Pre-emptive brief: Dos and don’ts

In order to prevent the grant of an interim measure / a preliminary injunction without prior hearing, the potential defendant may file a pre-emptive brief with the competent court; Art. 270 CPC. The counterparty will only be served with the pre-emptive brief if he or she in fact initiates the relevant proceedings (contrary to the practice of some courts before entry into force of the CPC). 

At a recent VESPA seminar, I gained some deeper insight into the practice of the FPC with respect to pre-emptive briefs I would like to share:

  • The FPC accepts pre-emptive briefs in English language.
  • Don’t be too detailed. The FPC prefers briefs of only about 5 to 10 pages, mainly indicating a general outline of arguments why an interim measure / a preliminary injunction should not be granted.

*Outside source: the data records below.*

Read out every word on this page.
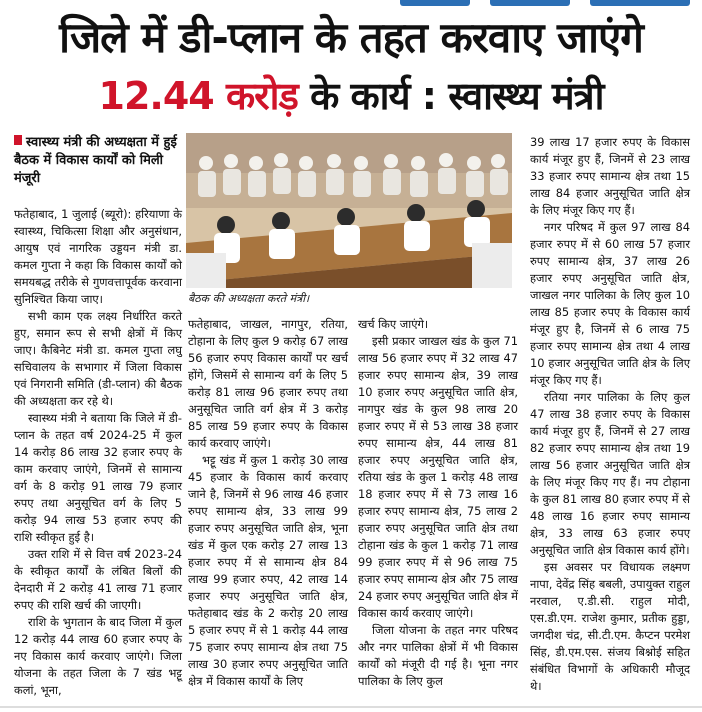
जिले में डी-प्लान के तहत करवाए जाएंगे
12.44 करोड़ के कार्य : स्वास्थ्य मंत्री
स्वास्थ्य मंत्री की अध्यक्षता में हुई बैठक में विकास कार्यों को मिली मंजूरी
बैठक की अध्यक्षता करते मंत्री।

फतेहाबाद, 1 जुलाई (ब्यूरो): हरियाणा के स्वास्थ्य, चिकित्सा शिक्षा और अनुसंधान, आयुष एवं नागरिक उड्डयन मंत्री डा. कमल गुप्ता ने कहा कि विकास कार्यों को समयबद्ध तरीके से गुणवत्तापूर्वक करवाना सुनिश्चित किया जाए।

सभी काम एक लक्ष्य निर्धारित करते हुए, समान रूप से सभी क्षेत्रों में किए जाए। कैबिनेट मंत्री डा. कमल गुप्ता लघु सचिवालय के सभागार में जिला विकास एवं निगरानी समिति (डी-प्लान) की बैठक की अध्यक्षता कर रहे थे।

स्वास्थ्य मंत्री ने बताया कि जिले में डी-प्लान के तहत वर्ष 2024-25 में कुल 14 करोड़ 86 लाख 32 हजार रुपए के काम करवाए जाएंगे, जिनमें से सामान्य वर्ग के 8 करोड़ 91 लाख 79 हजार रुपए तथा अनुसूचित वर्ग के लिए 5 करोड़ 94 लाख 53 हजार रुपए की राशि स्वीकृत हुई है।

उक्त राशि में से वित्त वर्ष 2023-24 के स्वीकृत कार्यों के लंबित बिलों की देनदारी में 2 करोड़ 41 लाख 71 हजार रुपए की राशि खर्च की जाएगी।

राशि के भुगतान के बाद जिला में कुल 12 करोड़ 44 लाख 60 हजार रुपए के नए विकास कार्य करवाए जाएंगे। जिला योजना के तहत जिला के 7 खंड भट्टू कलां, भूना,

फतेहाबाद, जाखल, नागपुर, रतिया, टोहाना के लिए कुल 9 करोड़ 67 लाख 56 हजार रुपए विकास कार्यों पर खर्च होंगे, जिसमें से सामान्य वर्ग के लिए 5 करोड़ 81 लाख 96 हजार रुपए तथा अनुसूचित जाति वर्ग क्षेत्र में 3 करोड़ 85 लाख 59 हजार रुपए के विकास कार्य करवाए जाएंगे।

भट्टू खंड में कुल 1 करोड़ 30 लाख 45 हजार के विकास कार्य करवाए जाने है, जिनमें से 96 लाख 46 हजार रुपए सामान्य क्षेत्र, 33 लाख 99 हजार रुपए अनुसूचित जाति क्षेत्र, भूना खंड में कुल एक करोड़ 27 लाख 13 हजार रुपए में से सामान्य क्षेत्र 84 लाख 99 हजार रुपए, 42 लाख 14 हजार रुपए अनुसूचित जाति क्षेत्र, फतेहाबाद खंड के 2 करोड़ 20 लाख 5 हजार रुपए में से 1 करोड़ 44 लाख 75 हजार रुपए सामान्य क्षेत्र तथा 75 लाख 30 हजार रुपए अनुसूचित जाति क्षेत्र में विकास कार्यों के लिए

खर्च किए जाएंगे।

इसी प्रकार जाखल खंड के कुल 71 लाख 56 हजार रुपए में 32 लाख 47 हजार रुपए सामान्य क्षेत्र, 39 लाख 10 हजार रुपए अनुसूचित जाति क्षेत्र, नागपुर खंड के कुल 98 लाख 20 हजार रुपए में से 53 लाख 38 हजार रुपए सामान्य क्षेत्र, 44 लाख 81 हजार रुपए अनुसूचित जाति क्षेत्र, रतिया खंड के कुल 1 करोड़ 48 लाख 18 हजार रुपए में से 73 लाख 16 हजार रुपए सामान्य क्षेत्र, 75 लाख 2 हजार रुपए अनुसूचित जाति क्षेत्र तथा टोहाना खंड के कुल 1 करोड़ 71 लाख 99 हजार रुपए में से 96 लाख 75 हजार रुपए सामान्य क्षेत्र और 75 लाख 24 हजार रुपए अनुसूचित जाति क्षेत्र में विकास कार्य करवाए जाएंगे।

जिला योजना के तहत नगर परिषद और नगर पालिका क्षेत्रों में भी विकास कार्यों को मंजूरी दी गई है। भूना नगर पालिका के लिए कुल

39 लाख 17 हजार रुपए के विकास कार्य मंजूर हुए हैं, जिनमें से 23 लाख 33 हजार रुपए सामान्य क्षेत्र तथा 15 लाख 84 हजार अनुसूचित जाति क्षेत्र के लिए मंजूर किए गए हैं।

नगर परिषद में कुल 97 लाख 84 हजार रुपए में से 60 लाख 57 हजार रुपए सामान्य क्षेत्र, 37 लाख 26 हजार रुपए अनुसूचित जाति क्षेत्र, जाखल नगर पालिका के लिए कुल 10 लाख 85 हजार रुपए के विकास कार्य मंजूर हुए है, जिनमें से 6 लाख 75 हजार रुपए सामान्य क्षेत्र तथा 4 लाख 10 हजार अनुसूचित जाति क्षेत्र के लिए मंजूर किए गए हैं।

रतिया नगर पालिका के लिए कुल 47 लाख 38 हजार रुपए के विकास कार्य मंजूर हुए हैं, जिनमें से 27 लाख 82 हजार रुपए सामान्य क्षेत्र तथा 19 लाख 56 हजार अनुसूचित जाति क्षेत्र के लिए मंजूर किए गए हैं। नप टोहाना के कुल 81 लाख 80 हजार रुपए में से 48 लाख 16 हजार रुपए सामान्य क्षेत्र, 33 लाख 63 हजार रुपए अनुसूचित जाति क्षेत्र विकास कार्य होंगे।

इस अवसर पर विधायक लक्ष्मण नापा, देवेंद्र सिंह बबली, उपायुक्त राहुल नरवाल, ए.डी.सी. राहुल मोदी, एस.डी.एम. राजेश कुमार, प्रतीक हुड्डा, जगदीश चंद्र, सी.टी.एम. कैप्टन परमेश सिंह, डी.एम.एस. संजय बिश्नोई सहित संबंधित विभागों के अधिकारी मौजूद थे।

If the pre-emptive brief could already be interpreted as a complete counterstatement, this might even be counterproductive.
  • Availability to attend a hearing on short notice should be indicated.

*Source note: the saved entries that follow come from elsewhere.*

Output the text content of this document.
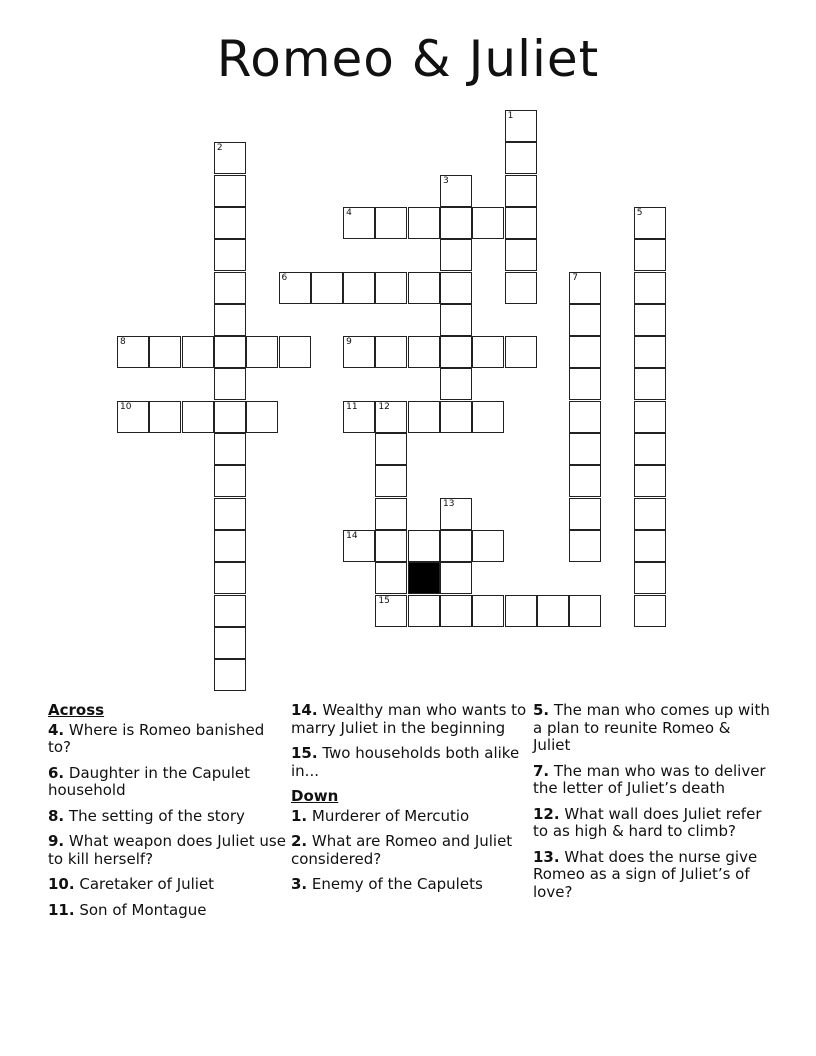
Romeo & Juliet
1
2
3
4	5
6	7
8	9
10	11 12
13
14
15
Across
4. Where is Romeo banished to?
6. Daughter in the Capulet household
8. The setting of the story
9. What weapon does Juliet use to kill herself?
10. Caretaker of Juliet
11. Son of Montague
14. Wealthy man who wants to marry Juliet in the beginning
15. Two households both alike in...
Down
1. Murderer of Mercutio
2. What are Romeo and Juliet considered?
3. Enemy of the Capulets
5. The man who comes up with a plan to reunite Romeo & Juliet
7. The man who was to deliver the letter of Juliet’s death
12. What wall does Juliet refer to as high & hard to climb?
13. What does the nurse give Romeo as a sign of Juliet’s of love?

  • What if you are not sure about the identity of the counterparty? The FPC tends to accept pre-emptive briefs not only against attacks of the registered patentee or an exclusive licensee, but also against anyone who invokes rights under the patent (e.g. an owner not yet entered into the patent register). However, be prepared that the FPC will then make available the pre-emptive brief to any such potential plaintiff you might not even have guessed beforehand.

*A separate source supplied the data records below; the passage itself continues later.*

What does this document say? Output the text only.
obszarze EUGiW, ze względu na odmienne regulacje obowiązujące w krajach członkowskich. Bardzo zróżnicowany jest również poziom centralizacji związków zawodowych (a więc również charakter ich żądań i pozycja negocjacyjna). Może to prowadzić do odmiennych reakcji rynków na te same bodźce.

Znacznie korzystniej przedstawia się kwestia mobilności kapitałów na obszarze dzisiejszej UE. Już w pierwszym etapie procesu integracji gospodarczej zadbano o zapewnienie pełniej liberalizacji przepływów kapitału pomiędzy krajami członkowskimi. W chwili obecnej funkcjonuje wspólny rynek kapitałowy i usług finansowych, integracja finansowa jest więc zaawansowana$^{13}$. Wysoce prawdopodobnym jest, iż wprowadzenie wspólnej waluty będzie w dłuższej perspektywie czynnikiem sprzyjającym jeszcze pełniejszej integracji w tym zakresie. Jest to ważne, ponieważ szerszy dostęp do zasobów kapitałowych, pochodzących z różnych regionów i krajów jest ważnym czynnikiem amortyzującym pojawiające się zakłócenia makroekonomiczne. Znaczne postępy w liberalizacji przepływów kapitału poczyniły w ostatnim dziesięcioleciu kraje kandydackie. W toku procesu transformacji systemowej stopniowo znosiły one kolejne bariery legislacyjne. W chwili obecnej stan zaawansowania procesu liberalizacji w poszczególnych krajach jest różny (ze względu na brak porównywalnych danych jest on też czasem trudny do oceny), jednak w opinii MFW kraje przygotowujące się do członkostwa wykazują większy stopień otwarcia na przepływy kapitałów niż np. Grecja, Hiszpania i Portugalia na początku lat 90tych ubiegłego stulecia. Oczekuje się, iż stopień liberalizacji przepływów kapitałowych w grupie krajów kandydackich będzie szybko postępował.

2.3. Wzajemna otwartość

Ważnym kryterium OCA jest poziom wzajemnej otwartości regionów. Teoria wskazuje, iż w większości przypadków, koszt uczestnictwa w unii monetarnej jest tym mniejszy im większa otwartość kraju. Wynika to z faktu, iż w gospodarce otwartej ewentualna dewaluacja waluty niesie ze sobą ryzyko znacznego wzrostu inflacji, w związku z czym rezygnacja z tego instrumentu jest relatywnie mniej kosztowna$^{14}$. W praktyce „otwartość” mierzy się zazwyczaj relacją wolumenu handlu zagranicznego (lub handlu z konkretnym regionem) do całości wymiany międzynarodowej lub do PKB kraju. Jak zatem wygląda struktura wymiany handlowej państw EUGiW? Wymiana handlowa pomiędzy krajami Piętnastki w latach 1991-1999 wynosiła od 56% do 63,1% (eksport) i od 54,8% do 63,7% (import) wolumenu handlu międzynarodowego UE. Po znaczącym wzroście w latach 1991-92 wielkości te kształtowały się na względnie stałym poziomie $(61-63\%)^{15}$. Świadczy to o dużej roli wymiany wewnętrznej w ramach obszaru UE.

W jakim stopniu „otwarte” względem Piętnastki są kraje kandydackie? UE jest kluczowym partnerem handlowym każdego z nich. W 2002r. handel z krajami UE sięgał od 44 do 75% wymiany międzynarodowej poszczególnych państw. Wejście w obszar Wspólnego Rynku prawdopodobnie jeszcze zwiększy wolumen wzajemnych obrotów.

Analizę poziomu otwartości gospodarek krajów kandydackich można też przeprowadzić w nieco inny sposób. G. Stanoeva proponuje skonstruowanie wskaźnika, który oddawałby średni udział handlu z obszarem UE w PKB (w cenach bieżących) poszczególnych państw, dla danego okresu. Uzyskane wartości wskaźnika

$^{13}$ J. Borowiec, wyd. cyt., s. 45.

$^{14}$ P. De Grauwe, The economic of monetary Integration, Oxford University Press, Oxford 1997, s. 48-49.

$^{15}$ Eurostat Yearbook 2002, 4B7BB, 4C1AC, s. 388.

  • A pre-emptive brief becomes ineffective six months after it is filed (Art. 270(3) CPC). If this term is not sufficient, the pre-emptive brief needs not to be filed again but can be renewed by refering to the brief already on file and paying the respective administrative fee again (Art. 2(2) CostR-PatC).

Apparently, pre-emptive briefs have already become a routine measure: About 30 were filed with the FPC in 2012.